Reply Sun 19 Aug, 2018 09:47 am
Not to mention quiet wastes of taxpayer money.

https://www.bostonglobe.com/news/nation/2018/08/18/tsa-says-armed-air-marshals-don-follow-ordinary-fliers-some-ordinary-fliers-beg-differ/Y0k3mV3HPUCgzS20PpAU3H/story.html

Don't want to read that? Here's a summary.

The TSA has what it calls "Quiet Skies", a surveillance program on people who it deems to be a risk to their fellow air passengers. These are people who are not on a terrorist watch list and not suspected of any crime. One of the triggers to putting someone on that list (there are around 5,000 people on it) is to have visited a country on their special list. Turkey is one of those countries. Sounds good, right?

Quote:
“I would say to the American public: Ordinary citizens don’t need to worry about Quiet Skies,” TSA administrator David Pekoske told USA Today. “They don’t.”


Tell that to Taylor Usry. She went to Turkey on company business. What horrible, scary, threat to US security did she do there?

She took an arts and crafts course. Seriously, it's in the article.

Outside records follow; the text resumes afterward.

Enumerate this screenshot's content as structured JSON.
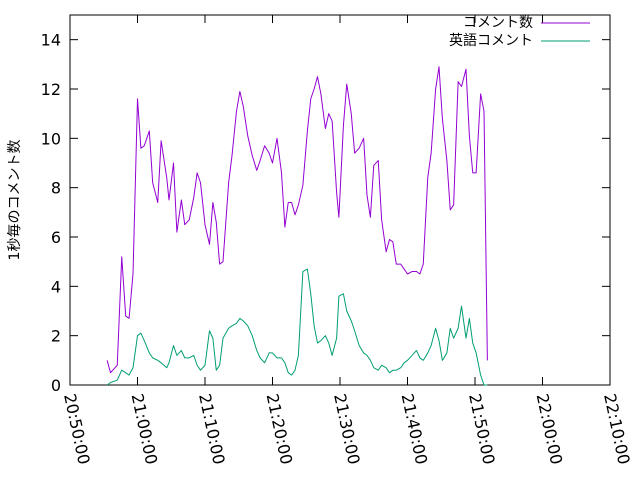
{
  "chart_data": {
    "type": "line",
    "title": "",
    "xlabel": "",
    "ylabel": "1秒毎のコメント数",
    "x_type": "time",
    "xlim": [
      "20:50:00",
      "22:10:00"
    ],
    "ylim": [
      0,
      15
    ],
    "x_ticks": [
      "20:50:00",
      "21:00:00",
      "21:10:00",
      "21:20:00",
      "21:30:00",
      "21:40:00",
      "21:50:00",
      "22:00:00",
      "22:10:00"
    ],
    "y_ticks": [
      0,
      2,
      4,
      6,
      8,
      10,
      12,
      14
    ],
    "grid": false,
    "legend": "top-right",
    "series": [
      {
        "name": "コメント数",
        "color": "#9400d3",
        "points": [
          [
            "20:55:30",
            1.0
          ],
          [
            "20:56:00",
            0.5
          ],
          [
            "20:57:00",
            0.8
          ],
          [
            "20:57:40",
            5.2
          ],
          [
            "20:58:15",
            2.8
          ],
          [
            "20:58:45",
            2.7
          ],
          [
            "20:59:20",
            4.5
          ],
          [
            "21:00:00",
            11.6
          ],
          [
            "21:00:30",
            9.6
          ],
          [
            "21:01:00",
            9.7
          ],
          [
            "21:01:45",
            10.3
          ],
          [
            "21:02:15",
            8.2
          ],
          [
            "21:03:00",
            7.4
          ],
          [
            "21:03:30",
            9.9
          ],
          [
            "21:04:20",
            8.4
          ],
          [
            "21:04:40",
            7.5
          ],
          [
            "21:05:20",
            9.0
          ],
          [
            "21:05:50",
            6.2
          ],
          [
            "21:06:30",
            7.5
          ],
          [
            "21:07:00",
            6.5
          ],
          [
            "21:07:40",
            6.7
          ],
          [
            "21:08:20",
            7.6
          ],
          [
            "21:08:50",
            8.6
          ],
          [
            "21:09:20",
            8.2
          ],
          [
            "21:10:00",
            6.5
          ],
          [
            "21:10:40",
            5.7
          ],
          [
            "21:11:10",
            7.4
          ],
          [
            "21:11:40",
            6.6
          ],
          [
            "21:12:10",
            4.9
          ],
          [
            "21:12:40",
            5.0
          ],
          [
            "21:13:30",
            8.2
          ],
          [
            "21:14:00",
            9.3
          ],
          [
            "21:14:40",
            11.1
          ],
          [
            "21:15:10",
            11.9
          ],
          [
            "21:15:40",
            11.3
          ],
          [
            "21:16:20",
            10.1
          ],
          [
            "21:17:00",
            9.3
          ],
          [
            "21:17:40",
            8.7
          ],
          [
            "21:18:10",
            9.1
          ],
          [
            "21:18:50",
            9.7
          ],
          [
            "21:19:30",
            9.4
          ],
          [
            "21:20:00",
            9.0
          ],
          [
            "21:20:40",
            10.0
          ],
          [
            "21:21:20",
            8.6
          ],
          [
            "21:21:50",
            6.4
          ],
          [
            "21:22:20",
            7.4
          ],
          [
            "21:22:50",
            7.4
          ],
          [
            "21:23:20",
            6.9
          ],
          [
            "21:23:50",
            7.3
          ],
          [
            "21:24:30",
            8.1
          ],
          [
            "21:25:10",
            10.3
          ],
          [
            "21:25:40",
            11.6
          ],
          [
            "21:26:10",
            12.0
          ],
          [
            "21:26:40",
            12.5
          ],
          [
            "21:27:10",
            11.8
          ],
          [
            "21:27:50",
            10.4
          ],
          [
            "21:28:20",
            11.0
          ],
          [
            "21:28:50",
            10.7
          ],
          [
            "21:29:30",
            7.8
          ],
          [
            "21:29:50",
            6.8
          ],
          [
            "21:30:30",
            10.5
          ],
          [
            "21:31:00",
            12.2
          ],
          [
            "21:31:40",
            11.0
          ],
          [
            "21:32:10",
            9.4
          ],
          [
            "21:32:50",
            9.6
          ],
          [
            "21:33:30",
            10.0
          ],
          [
            "21:34:00",
            7.7
          ],
          [
            "21:34:30",
            6.8
          ],
          [
            "21:35:00",
            8.9
          ],
          [
            "21:35:40",
            9.1
          ],
          [
            "21:36:10",
            6.7
          ],
          [
            "21:36:50",
            5.4
          ],
          [
            "21:37:20",
            5.9
          ],
          [
            "21:37:50",
            5.8
          ],
          [
            "21:38:20",
            4.9
          ],
          [
            "21:39:00",
            4.9
          ],
          [
            "21:39:30",
            4.7
          ],
          [
            "21:40:00",
            4.5
          ],
          [
            "21:40:40",
            4.6
          ],
          [
            "21:41:20",
            4.6
          ],
          [
            "21:41:50",
            4.5
          ],
          [
            "21:42:20",
            4.9
          ],
          [
            "21:43:00",
            8.4
          ],
          [
            "21:43:30",
            9.4
          ],
          [
            "21:44:10",
            12.0
          ],
          [
            "21:44:40",
            12.9
          ],
          [
            "21:45:10",
            10.8
          ],
          [
            "21:45:50",
            9.1
          ],
          [
            "21:46:20",
            7.1
          ],
          [
            "21:46:50",
            7.3
          ],
          [
            "21:47:30",
            12.3
          ],
          [
            "21:48:00",
            12.1
          ],
          [
            "21:48:40",
            12.8
          ],
          [
            "21:49:10",
            10.1
          ],
          [
            "21:49:40",
            8.6
          ],
          [
            "21:50:10",
            8.6
          ],
          [
            "21:50:50",
            11.8
          ],
          [
            "21:51:20",
            11.1
          ],
          [
            "21:51:50",
            1.0
          ]
        ]
      },
      {
        "name": "英語コメント",
        "color": "#009e73",
        "points": [
          [
            "20:55:30",
            0.0
          ],
          [
            "20:56:00",
            0.1
          ],
          [
            "20:57:00",
            0.2
          ],
          [
            "20:57:40",
            0.6
          ],
          [
            "20:58:15",
            0.5
          ],
          [
            "20:58:45",
            0.4
          ],
          [
            "20:59:20",
            0.7
          ],
          [
            "21:00:00",
            2.0
          ],
          [
            "21:00:30",
            2.1
          ],
          [
            "21:01:00",
            1.8
          ],
          [
            "21:01:45",
            1.3
          ],
          [
            "21:02:15",
            1.1
          ],
          [
            "21:03:00",
            1.0
          ],
          [
            "21:03:30",
            0.9
          ],
          [
            "21:04:20",
            0.7
          ],
          [
            "21:04:40",
            0.9
          ],
          [
            "21:05:20",
            1.6
          ],
          [
            "21:05:50",
            1.2
          ],
          [
            "21:06:30",
            1.4
          ],
          [
            "21:07:00",
            1.1
          ],
          [
            "21:07:40",
            1.1
          ],
          [
            "21:08:20",
            1.2
          ],
          [
            "21:08:50",
            0.8
          ],
          [
            "21:09:20",
            0.6
          ],
          [
            "21:10:00",
            0.8
          ],
          [
            "21:10:40",
            2.2
          ],
          [
            "21:11:10",
            1.9
          ],
          [
            "21:11:40",
            0.6
          ],
          [
            "21:12:10",
            0.8
          ],
          [
            "21:12:40",
            1.9
          ],
          [
            "21:13:30",
            2.3
          ],
          [
            "21:14:00",
            2.4
          ],
          [
            "21:14:40",
            2.5
          ],
          [
            "21:15:10",
            2.7
          ],
          [
            "21:15:40",
            2.6
          ],
          [
            "21:16:20",
            2.4
          ],
          [
            "21:17:00",
            2.0
          ],
          [
            "21:17:40",
            1.4
          ],
          [
            "21:18:10",
            1.1
          ],
          [
            "21:18:50",
            0.9
          ],
          [
            "21:19:30",
            1.3
          ],
          [
            "21:20:00",
            1.3
          ],
          [
            "21:20:40",
            1.1
          ],
          [
            "21:21:20",
            1.1
          ],
          [
            "21:21:50",
            0.9
          ],
          [
            "21:22:20",
            0.5
          ],
          [
            "21:22:50",
            0.4
          ],
          [
            "21:23:20",
            0.6
          ],
          [
            "21:23:50",
            1.2
          ],
          [
            "21:24:30",
            4.6
          ],
          [
            "21:25:10",
            4.7
          ],
          [
            "21:25:40",
            3.7
          ],
          [
            "21:26:10",
            2.4
          ],
          [
            "21:26:40",
            1.7
          ],
          [
            "21:27:10",
            1.8
          ],
          [
            "21:27:50",
            2.0
          ],
          [
            "21:28:20",
            1.7
          ],
          [
            "21:28:50",
            1.2
          ],
          [
            "21:29:30",
            1.9
          ],
          [
            "21:29:50",
            3.6
          ],
          [
            "21:30:30",
            3.7
          ],
          [
            "21:31:00",
            3.0
          ],
          [
            "21:31:40",
            2.6
          ],
          [
            "21:32:10",
            2.2
          ],
          [
            "21:32:50",
            1.6
          ],
          [
            "21:33:30",
            1.3
          ],
          [
            "21:34:00",
            1.2
          ],
          [
            "21:34:30",
            1.0
          ],
          [
            "21:35:00",
            0.7
          ],
          [
            "21:35:40",
            0.6
          ],
          [
            "21:36:10",
            0.8
          ],
          [
            "21:36:50",
            0.7
          ],
          [
            "21:37:20",
            0.5
          ],
          [
            "21:37:50",
            0.6
          ],
          [
            "21:38:20",
            0.6
          ],
          [
            "21:39:00",
            0.7
          ],
          [
            "21:39:30",
            0.9
          ],
          [
            "21:40:00",
            1.0
          ],
          [
            "21:40:40",
            1.2
          ],
          [
            "21:41:20",
            1.4
          ],
          [
            "21:41:50",
            1.1
          ],
          [
            "21:42:20",
            1.0
          ],
          [
            "21:43:00",
            1.3
          ],
          [
            "21:43:30",
            1.6
          ],
          [
            "21:44:10",
            2.3
          ],
          [
            "21:44:40",
            1.8
          ],
          [
            "21:45:10",
            1.0
          ],
          [
            "21:45:50",
            1.3
          ],
          [
            "21:46:20",
            2.3
          ],
          [
            "21:46:50",
            1.9
          ],
          [
            "21:47:30",
            2.3
          ],
          [
            "21:48:00",
            3.2
          ],
          [
            "21:48:40",
            1.9
          ],
          [
            "21:49:10",
            2.7
          ],
          [
            "21:49:40",
            1.7
          ],
          [
            "21:50:10",
            1.3
          ],
          [
            "21:50:50",
            0.4
          ],
          [
            "21:51:20",
            0.0
          ],
          [
            "21:51:50",
            0.0
          ]
        ]
      }
    ]
  }
}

And tell all of this to WNBA player Courtney Vandersloot, who played in Turkey on a work visa and is also a target of Quiet Skies. Because evidently assists (she's a point guard) are a threat to national security. Here's some more information on this terrible threat in our nation's skies: https://en.wikipedia.org/wiki/Courtney_Vandersloot

And in case you were wondering, these are both white women, and they aren't Muslims. They are both American citizens, born in the USA.

Air marshals will fly with people in the QS program (surreptitiously, of course), and that costs $$. TSA agents also take note of everything from whether a person went to the restroom in the airport, or used their phone. Usry said 'TSA screeners were extremely hands-on and inquired about the underwire in her bra, she said, and asked if she was wearing a thong or panty liner.' Vandersloot also says she got questions about her underwear.

Per the article (this information is in a video embedded in the article), this surveillance is extending to domestic flights, in and out of cities such as Boston, NYC, Seattle, and Washington, DC.

Also, be sure to check out the video in that article (it can't play here because of how it's embedded on the Boston Globe site).

So, what say you? I'm all for safer skies and I'm sure most people are. And 'security theater' exists, where the appearance of being vigilant is felt to be a good safety measure (that part is debatable, particularly as you take off your shoes and force your shampoo into tiny bottles and can't take a small pair of scissors on board to cut the fringes on your knitting).

But this is invasive, expensive, unnecessary, and most likely unconstitutional.

Is anyone willing to defend it? And if so, why?